JOSEFA and Pustinia

Pustinia, or desert in Russian, and Philokalia, love of beauty in Greek. Pondering, experiencing and combining the two together. It seems difficult not to see one without the other. Solitude and Beauty...

Rather than being a narcissistic inclination or a guilty pleasure, or rather than being an illusion or presumption of "the beautiful soul" as described by Hegel, together the two are actually an invitation to an internal pilgrimage.

A pilgrimage (or migration?) towards Beauty. A sometimes difficult journey, an age-old asceticism which purges me of my faults, such as any illusions of myself: vanity and pride mainly come to mind.

Pustinia means vacant or to vacate, in order to experience Philokalia. Pustinia can be understood as a place where one can go to retreat, a place detached from the ceaseless requests and external pressures of the world around us.

Below the surface, behind the door, a place away from the contingencies of daily life.

A desert.
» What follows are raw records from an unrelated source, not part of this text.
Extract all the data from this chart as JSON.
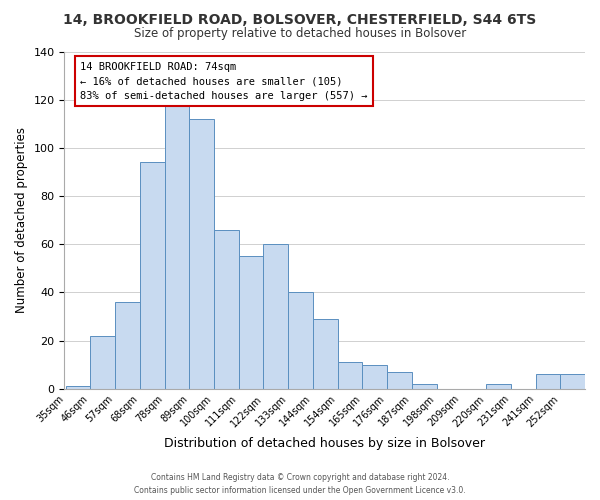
{
  "title": "14, BROOKFIELD ROAD, BOLSOVER, CHESTERFIELD, S44 6TS",
  "subtitle": "Size of property relative to detached houses in Bolsover",
  "xlabel": "Distribution of detached houses by size in Bolsover",
  "ylabel": "Number of detached properties",
  "bar_color": "#c8daf0",
  "bar_edge_color": "#5a8fc0",
  "categories": [
    "35sqm",
    "46sqm",
    "57sqm",
    "68sqm",
    "78sqm",
    "89sqm",
    "100sqm",
    "111sqm",
    "122sqm",
    "133sqm",
    "144sqm",
    "154sqm",
    "165sqm",
    "176sqm",
    "187sqm",
    "198sqm",
    "209sqm",
    "220sqm",
    "231sqm",
    "241sqm",
    "252sqm"
  ],
  "values": [
    1,
    22,
    36,
    94,
    118,
    112,
    66,
    55,
    60,
    40,
    29,
    11,
    10,
    7,
    2,
    0,
    0,
    2,
    0,
    6,
    6
  ],
  "ylim": [
    0,
    140
  ],
  "yticks": [
    0,
    20,
    40,
    60,
    80,
    100,
    120,
    140
  ],
  "annotation_title": "14 BROOKFIELD ROAD: 74sqm",
  "annotation_line1": "← 16% of detached houses are smaller (105)",
  "annotation_line2": "83% of semi-detached houses are larger (557) →",
  "annotation_box_color": "#ffffff",
  "annotation_box_edge_color": "#cc0000",
  "footer_line1": "Contains HM Land Registry data © Crown copyright and database right 2024.",
  "footer_line2": "Contains public sector information licensed under the Open Government Licence v3.0.",
  "background_color": "#ffffff",
  "grid_color": "#d0d0d0"
}
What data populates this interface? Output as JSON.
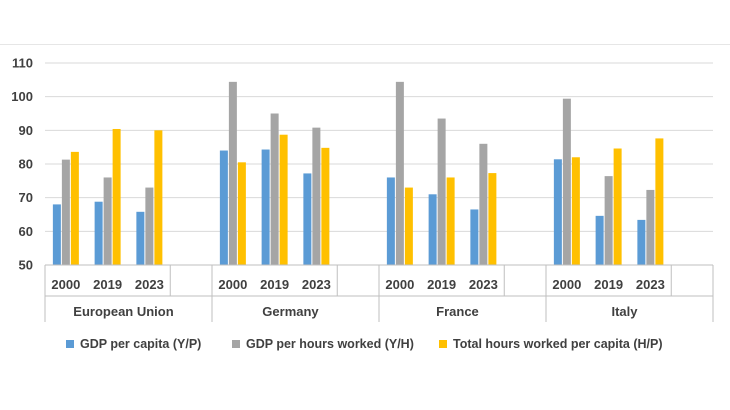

Not outside the city, far from people, but a desert in the city’s core where I try to live, in this particular case at the Josefa House.

A sober, bare, but welcoming place, inviting one to this internal pilgrimage towards what is essential, inviting one to discover one’s interiority, one’s heart.

A place where one can take the time, to heal the heart, cleanse it, calm it, recreate it in order to recreate one’s self. A formidable task.

A place where everything invites one to work on one’s self, to open one’s self up to this Beauty so old and so new, in order to truly open one’s self to the Other and to others and make this Beauty present.